To scale successfully, a CEO needs to shift to more measured and intentional communication. As Google was growing rapidly in the early 2000s, founders Larry Page and Sergey Brin faced the challenge of shifting from being player-coaches who shared an office with fellow software engineers to becoming key executives of a publicly traded company. To help them—and their employees—enforce new and necessary boundaries, the two hired a key executive assistant. That new hire served as a filter for their email and a bouncer for their office, with their role empowered to moderate the flow of people in and out so the executives could be more disciplined with their time and focus.

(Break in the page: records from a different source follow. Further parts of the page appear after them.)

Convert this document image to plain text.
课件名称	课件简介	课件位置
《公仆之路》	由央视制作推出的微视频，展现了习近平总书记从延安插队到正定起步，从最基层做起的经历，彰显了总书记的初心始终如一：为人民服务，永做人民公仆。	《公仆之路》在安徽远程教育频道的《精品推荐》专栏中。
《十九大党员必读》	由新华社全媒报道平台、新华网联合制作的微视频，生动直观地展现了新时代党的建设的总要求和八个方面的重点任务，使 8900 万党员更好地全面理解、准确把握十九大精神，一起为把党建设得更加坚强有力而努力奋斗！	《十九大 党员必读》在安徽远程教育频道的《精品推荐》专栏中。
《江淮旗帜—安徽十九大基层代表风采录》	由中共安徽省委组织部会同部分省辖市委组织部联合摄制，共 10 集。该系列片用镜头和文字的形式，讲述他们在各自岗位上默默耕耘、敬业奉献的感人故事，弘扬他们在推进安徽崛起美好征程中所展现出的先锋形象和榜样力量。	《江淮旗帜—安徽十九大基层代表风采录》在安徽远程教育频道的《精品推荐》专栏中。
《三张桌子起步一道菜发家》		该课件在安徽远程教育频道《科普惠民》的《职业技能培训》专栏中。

5. Valuing Relationships over Accountability
A key ingredient to building a successful company is a high-performing team—and most startups don’t begin with one. Founder CEOs often describe their initial team as a “family” who have bonded with each other through the intense challenges of the startup experience. Sometimes, early employees are actual family—siblings, spouses, and children are often part of the act, bringing all of their relationship dynamics with them.
High-performing teams, by contrast, run on accountability. Those who are not able to deliver the required results won’t make it, regardless of their relationship to the founder. Adding accountability structures like job descriptions, goal-setting, and performance management helps to ensure the team is on track to execute. These processes also help to shine a light on anyone who is unable to adapt to the new demands of the larger and more complex organization. Inevitably, founders will be forced to make some difficult decisions regarding some of the early team members to make way for new talent who can drive results and take the business to the next level.
Building a sustainable, stable growth engine with double-digit year-over-year growth is hard. Each new stage of growth brings new challenges that require a different set of skills. The most successful leaders are those who understand the need to adapt their behaviors to meet the next stage—and what it demands.